Songs That Defined the Decade: Adele's 'Rolling in the Deep'
Originally published on Billboard.com
Billboard is celebrating the 2010s with essays on the 100 songs that we feel most define the decade that was -- the songs that both shaped and reflected the music and culture of the period -- with help telling their stories from some of the artists, behind-the-scenes collaborators and industry insiders involved.
In the early 2010s, British soul-pop wasn't exactly proven catnip for the charts. But much like an unexpected smash sophomore album from another U.K. soul singer just four years earlier, Adele's 21 became the game-changing, trend-defying smash hit LP no one saw coming.
That storm was preceded by a lightning bolt of a lead single called "Rolling In the Deep." Composed by Adele with Paul Epworth (not long after his work on Florence + the Machine's debut) in a single afternoon, the strummy soul stomper is a tell-off anthem to a former lover that's empowering while fragile at the same time. A line like "we could have had it all" reads confident on paper, but on wax, there's no sneer; if anything, her voice is drenched in pain and regret.
“It was one of those moments where she literally finished writing and sang it twice and was like, ‘Should I do another one?’” recalls engineer Mark Rankin of the recording. “And I remember saying, ‘No, I think we're good.’ I maybe took one word from one take and put it to another take, and that's what's on the record. It's so real, and it's magic.”
Like the '60s soul classics it’s styled after, "Rolling In the Deep" is a musical master course in relentlessly building to a thunderous catharsis. Percussionist Leo Taylor slowly but methodically taps the cymbals before a crackling drum roll comes in around the one-minute mark, followed by a bevy of backup vocal sirens chanting about her loss, Greek chorus-style. Loud as they may wail, though, their voices never overpower Adele – then again, how could they when she's pulling on that deeply wounded note of regret in the chorus like it's taffy?
And when it arrived, it hit audiences like a cannonball.
"We launched 21, with 'Rolling In The Deep' and 'Someone Like You' in quick succession," remembers Ben Beardsworth, managing director of XL Recordings. “In the space of 48 hours Adele's career trajectory skyrocketed, and she became an unstoppable force."

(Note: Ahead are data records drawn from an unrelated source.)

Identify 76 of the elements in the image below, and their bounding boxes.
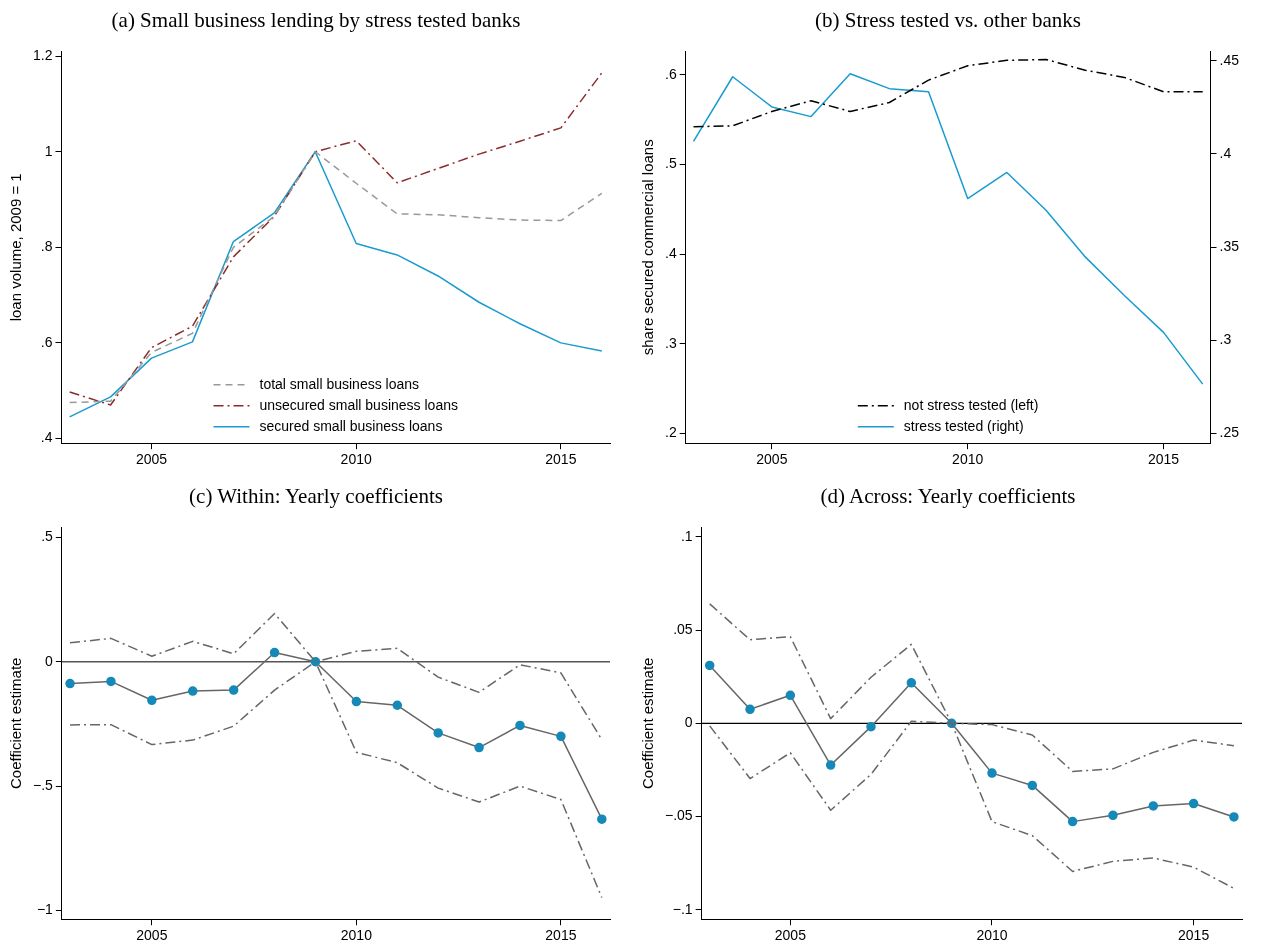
y-tick-label: .5 [41,528,54,545]
y2-tick-label: .35 [1219,237,1240,254]
point [474,742,484,753]
point [1108,810,1118,821]
point [825,760,836,770]
x-tick-label: 2010 [340,927,373,944]
y-tick-label: 0 [45,652,54,669]
point [745,704,755,715]
chart-title: (b) Stress tested vs. other banks [814,7,1082,34]
y2-tick-label: .45 [1219,51,1240,68]
chart-title: (d) Across: Yearly coefficients [819,483,1077,510]
x-tick-label: 2005 [135,451,168,468]
x-tick-label: 2010 [340,451,372,468]
x-tick-label: 2010 [976,927,1008,944]
y2-tick-label: .25 [1219,424,1240,441]
y-tick-label: .4 [40,429,53,446]
y-tick-label: .8 [40,238,53,255]
point [597,814,607,824]
point [1067,816,1078,827]
legend-label: not stress tested (left) [903,396,1039,413]
y-axis-title: loan volume, 2009 = 1 [7,173,25,322]
y-tick-label: 0 [684,714,693,731]
chart-title: (c) Within: Yearly coefficients [188,483,444,510]
point [65,678,75,689]
point [556,731,566,742]
x-tick-label: 2015 [545,451,577,468]
legend-label: unsecured small business loans [259,396,458,413]
point [1229,812,1239,822]
point [515,720,525,731]
y-tick-label: .3 [664,334,677,351]
point [704,660,715,671]
x-tick-label: 2010 [952,451,984,468]
point [106,676,116,687]
point [147,695,157,706]
point [906,678,917,688]
y-tick-label: .2 [664,424,677,441]
point [987,768,997,778]
y-axis-title: Coefficient estimate [639,657,657,790]
y-tick-label: 1.2 [32,47,53,64]
point [1027,780,1038,791]
point [785,690,796,701]
point [392,700,403,711]
chart-title: (a) Small business lending by stress tested banks [110,7,522,34]
y-tick-label: .05 [673,620,693,637]
y-tick-label: −.5 [32,776,54,793]
y-tick-label: .4 [664,244,677,261]
point [351,696,362,707]
y-tick-label: −.1 [672,900,693,917]
y-tick-label: 1 [44,142,53,159]
legend-label: secured small business loans [259,417,443,434]
point [228,685,239,695]
y2-tick-label: .4 [1219,144,1232,161]
y-tick-label: −1 [36,901,54,918]
x-tick-label: 2005 [136,927,168,944]
point [269,647,280,658]
y-axis-title: share secured commercial loans [639,139,657,356]
y-tick-label: .6 [664,65,677,82]
line-series [692,58,1204,128]
y-tick-label: .1 [680,527,693,544]
y2-tick-label: .3 [1219,331,1232,348]
point [866,721,876,732]
point [188,686,198,696]
point [1148,801,1159,811]
x-tick-label: 2015 [545,927,577,944]
point [1188,798,1199,809]
y-tick-label: .5 [664,155,677,172]
legend-label: stress tested (right) [903,417,1024,434]
y-tick-label: .6 [40,333,53,350]
legend-label: total small business loans [259,375,420,392]
y-axis-title: Coefficient estimate [7,657,25,790]
point [433,728,443,738]
x-tick-label: 2005 [756,451,788,468]
y-tick-label: −.05 [665,807,693,824]
x-tick-label: 2015 [1147,451,1180,468]
x-tick-label: 2015 [1178,927,1210,944]
x-tick-label: 2005 [774,927,807,944]
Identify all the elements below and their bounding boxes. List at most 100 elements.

Debuting at No. 68 on the Hot 100 when it was released in December 2010, "Rolling in the Deep" was a stark contrast to what the day's top pop hitmakers were churning out (this was Lady Gaga circa "Born This Way" and Rihanna around the time of "We Found Love," for comparison). But with young listeners latching on to it as a breakup anthem, and older audiences who weren't necessarily regular music buyers going out of their way to snap up copies of the retro-vibe-drenched 21 after it dropped in January of 2011, "Deep" soared into the No. 1 spot in May 2011, where it stayed for seven consecutive weeks.
"Neither ["Rolling in the Deep" nor "Someone Like You"] was anywhere near what pop music was at that moment, and it was an absolute joy to watch them connect in such a big way," says Beardsworth.
The song quickly became a modern-day pop standard -- "When Aretha Franklin covers your song, that's when you know it's special," comments mix engineer Tom Elmhirst -- and set up Adele for a career of record-shattering sales, with 21 spending 24 non-consecutive weeks at No. 1 and breaking the record for longest-charting album by a woman on the Billboard 200. Plus, it handily teed her up for the success of 2015 follow-up 25, which beat *NSYNC’s long-held record for most albums sold in a single week… and bested them in just over three days. In an era where the music industry was reeling from plummeting album sales and hadn’t quite figured out the streaming business model, those successes provided sorely needed profit -- and hope -- for the biz and its future.
It didn't exactly kick off a trend of blue-eyed soul on the American charts, though; while Sam Smith managed to follow in her footsteps with major U.S. success, for the most part, bombastic soul-pop would remain a traffic-free lane dominated by Adele for the 2010s, demonstrating that sometimes, the sounds that aren't supposed to work are the ones that pay off the most.
“It's one of those songs that people think maybe there was a lot of trickery involved,” Rankin says. “You hear something and it's a bit of a mystery and people try to emulate it. But really, it was just that everything was in the right place on it. It was pretty straightforward, and it was honest and real. That's timeless.”